The complaint also comes after the recent controversy at the school on the alleged atmosphere surrounding sexual misconduct within the school’s Greek system. A number of anonymous chalkings began appearing at the school that accused fraternities of harboring “serial rapists,” as well as anonymous op-eds in the school’s student newspaper from students claiming to have been raped by fraternity members. The controversy culminated in a campus referendum on whether or not to remove fraternities and sororities from the college entirely, which ultimately failed to pass.

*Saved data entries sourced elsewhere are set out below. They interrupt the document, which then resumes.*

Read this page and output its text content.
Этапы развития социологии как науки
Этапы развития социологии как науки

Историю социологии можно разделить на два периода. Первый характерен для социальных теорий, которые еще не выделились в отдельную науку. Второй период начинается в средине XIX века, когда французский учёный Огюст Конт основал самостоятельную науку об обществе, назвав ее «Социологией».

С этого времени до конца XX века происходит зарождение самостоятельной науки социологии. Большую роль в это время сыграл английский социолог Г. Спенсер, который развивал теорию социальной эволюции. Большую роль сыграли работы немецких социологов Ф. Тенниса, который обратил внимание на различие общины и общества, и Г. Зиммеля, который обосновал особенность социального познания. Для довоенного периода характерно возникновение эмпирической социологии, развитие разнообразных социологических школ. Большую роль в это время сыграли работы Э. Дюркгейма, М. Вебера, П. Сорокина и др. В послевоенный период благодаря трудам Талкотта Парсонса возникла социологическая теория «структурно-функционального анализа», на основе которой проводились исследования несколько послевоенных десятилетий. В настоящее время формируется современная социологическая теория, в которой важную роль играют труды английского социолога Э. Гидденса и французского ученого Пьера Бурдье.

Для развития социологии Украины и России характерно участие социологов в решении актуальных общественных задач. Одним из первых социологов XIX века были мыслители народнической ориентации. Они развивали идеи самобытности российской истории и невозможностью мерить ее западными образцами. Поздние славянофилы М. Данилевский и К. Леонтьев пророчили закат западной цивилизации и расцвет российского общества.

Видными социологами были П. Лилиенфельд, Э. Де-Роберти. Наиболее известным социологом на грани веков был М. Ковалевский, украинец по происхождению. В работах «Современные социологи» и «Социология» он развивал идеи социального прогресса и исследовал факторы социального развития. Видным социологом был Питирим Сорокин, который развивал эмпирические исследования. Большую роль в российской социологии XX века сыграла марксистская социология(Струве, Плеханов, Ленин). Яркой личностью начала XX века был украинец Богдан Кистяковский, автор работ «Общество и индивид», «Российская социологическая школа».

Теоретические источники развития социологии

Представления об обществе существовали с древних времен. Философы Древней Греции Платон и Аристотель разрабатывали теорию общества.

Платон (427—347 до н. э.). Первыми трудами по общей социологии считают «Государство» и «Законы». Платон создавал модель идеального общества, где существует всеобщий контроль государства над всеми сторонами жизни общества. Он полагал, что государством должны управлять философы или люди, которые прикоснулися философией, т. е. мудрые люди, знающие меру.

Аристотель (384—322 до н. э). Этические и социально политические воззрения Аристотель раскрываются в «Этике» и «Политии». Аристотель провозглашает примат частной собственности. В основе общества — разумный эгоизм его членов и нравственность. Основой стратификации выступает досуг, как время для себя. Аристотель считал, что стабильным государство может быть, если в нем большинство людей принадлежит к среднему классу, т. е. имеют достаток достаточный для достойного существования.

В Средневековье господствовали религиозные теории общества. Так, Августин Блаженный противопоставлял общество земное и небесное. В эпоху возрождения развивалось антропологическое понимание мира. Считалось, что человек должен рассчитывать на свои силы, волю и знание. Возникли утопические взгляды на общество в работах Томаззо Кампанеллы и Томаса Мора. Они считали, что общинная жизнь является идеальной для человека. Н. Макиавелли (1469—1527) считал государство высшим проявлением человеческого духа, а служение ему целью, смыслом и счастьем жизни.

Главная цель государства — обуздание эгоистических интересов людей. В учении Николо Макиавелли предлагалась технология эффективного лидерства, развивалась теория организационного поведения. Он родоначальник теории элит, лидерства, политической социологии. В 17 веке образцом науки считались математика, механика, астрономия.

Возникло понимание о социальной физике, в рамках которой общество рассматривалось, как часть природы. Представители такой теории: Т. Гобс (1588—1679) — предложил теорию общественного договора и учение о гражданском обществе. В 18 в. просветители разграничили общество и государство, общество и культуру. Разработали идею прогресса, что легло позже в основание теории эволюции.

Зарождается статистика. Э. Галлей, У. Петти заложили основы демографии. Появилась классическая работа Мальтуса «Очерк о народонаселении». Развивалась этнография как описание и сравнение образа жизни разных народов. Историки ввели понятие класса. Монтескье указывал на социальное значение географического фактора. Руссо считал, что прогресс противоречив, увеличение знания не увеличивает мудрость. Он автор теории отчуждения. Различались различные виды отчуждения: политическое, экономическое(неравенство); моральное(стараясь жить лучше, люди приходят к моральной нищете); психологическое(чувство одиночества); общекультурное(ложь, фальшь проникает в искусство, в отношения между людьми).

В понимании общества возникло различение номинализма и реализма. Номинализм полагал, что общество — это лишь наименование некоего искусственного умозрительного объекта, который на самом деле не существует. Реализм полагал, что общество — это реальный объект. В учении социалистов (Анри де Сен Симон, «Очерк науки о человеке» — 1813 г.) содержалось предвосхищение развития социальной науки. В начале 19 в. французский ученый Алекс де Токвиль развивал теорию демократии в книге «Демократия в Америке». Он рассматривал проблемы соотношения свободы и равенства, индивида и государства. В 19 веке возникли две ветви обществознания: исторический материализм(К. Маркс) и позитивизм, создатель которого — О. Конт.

Last week, Chopp sent out an email in regards to the anonymous accusations against the fraternities, saying ”sharp and targeted anonymous postings (of any kind, posted anywhere) are antithetical to building a community of trust.”

According to sophomore Hope Brinn, this response to the rape accusations was a step too far, saying that it showed how the school was more concerned over the negative publicity caused by the word “rape” rather than dealing with incidents of rape, leading to the 12 students enlisting the help of Annie Clark and Andrea Pino, the students at the University of North Carolina at Chapel Hill who filed a similar Clery Act complaint with the DoE earlier this year.

“Ultimately, the goal is not to throw the college under the bus [and] not to destroy the reputation,” said Brinn. “We, as students, love Swarthmore. That’s why we’re pushing for change, because everyone deserves to feel safe and validated.”